It ramped up exactly like it was supposed to at 20 degrees per hour.  It is holding at 575 right now and is varying no more than 1 degree +or-.  This thing is amazing.  Sometime I will list my materials that I bought from Auber, but it is pretty simple.  The programming stumped me a little until I emailed Auber.  They are very knowledgeable and helpful.  Once they explained a really simple concept on the PID programming, it was very easy.  Keep in mind that the power doesn't flow through the PID, it flows to the SSR and the PID simply sends a DC current to open and close the SSR. 

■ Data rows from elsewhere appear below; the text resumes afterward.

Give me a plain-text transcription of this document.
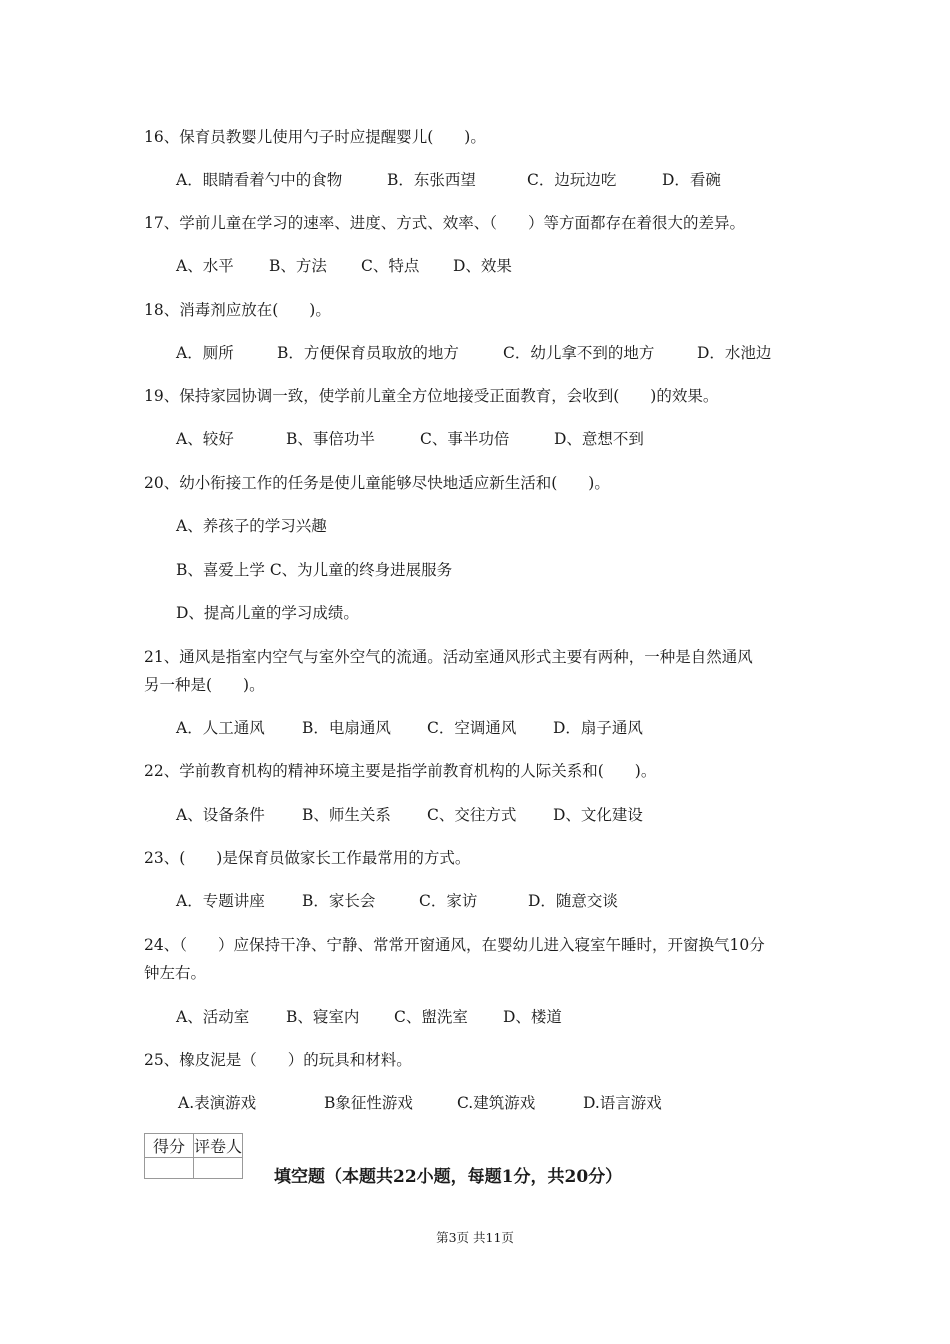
16、保育员教婴儿使用勺子时应提醒婴儿(　　)。
A．眼睛看着勺中的食物	B．东张西望	C．边玩边吃	D．看碗
17、学前儿童在学习的速率、进度、方式、效率、（　　）等方面都存在着很大的差异。
A、水平 B、方法 C、特点 D、效果
18、消毒剂应放在(　　)。
A．厕所	B．方便保育员取放的地方	C．幼儿拿不到的地方	D．水池边
19、保持家园协调一致，使学前儿童全方位地接受正面教育，会收到(　　)的效果。
A、较好	B、事倍功半	C、事半功倍	D、意想不到
20、幼小衔接工作的任务是使儿童能够尽快地适应新生活和(　　)。
A、养孩子的学习兴趣
B、喜爱上学 C、为儿童的终身进展服务
D、提高儿童的学习成绩。
21、通风是指室内空气与室外空气的流通。活动室通风形式主要有两种，一种是自然通风
另一种是(　　)。
A．人工通风 B．电扇通风 C．空调通风 D．扇子通风
22、学前教育机构的精神环境主要是指学前教育机构的人际关系和(　　)。
A、设备条件 B、师生关系 C、交往方式 D、文化建设
23、(　　)是保育员做家长工作最常用的方式。
A．专题讲座 B．家长会	C．家访	D．随意交谈
24、（　　）应保持干净、宁静、常常开窗通风，在婴幼儿进入寝室午睡时，开窗换气10分
钟左右。
A、活动室 B、寝室内 C、盥洗室 D、楼道
25、橡皮泥是（　　）的玩具和材料。
A.表演游戏	B象征性游戏	C.建筑游戏	D.语言游戏
得分	评卷人

填空题（本题共22小题，每题1分，共20分）
第3页 共11页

This PID has 30 available steps and can also be programmed to trigger alarms and other things if needed.  I have enough space for 5 separate rock recipes and can simply start the PID at any one of the recipes and it shuts off at the end of that recipe.  Their instructions on wiring were somewhat vague, but I found a great schematic (in laymen terms) on the castboolits website.  I will build another one of these as soon as I find another kiln about the same size.  If my math is correct, assuming the coil fires about 20 percent of the time, and electricity is 10 cents per KWH, then it costs less than $2.00 to cook a batch of kay county for 3 days (soaking to dry, ramping up, soaking at high temp, and ramping down).  You can't buy much charcoal for $2.00.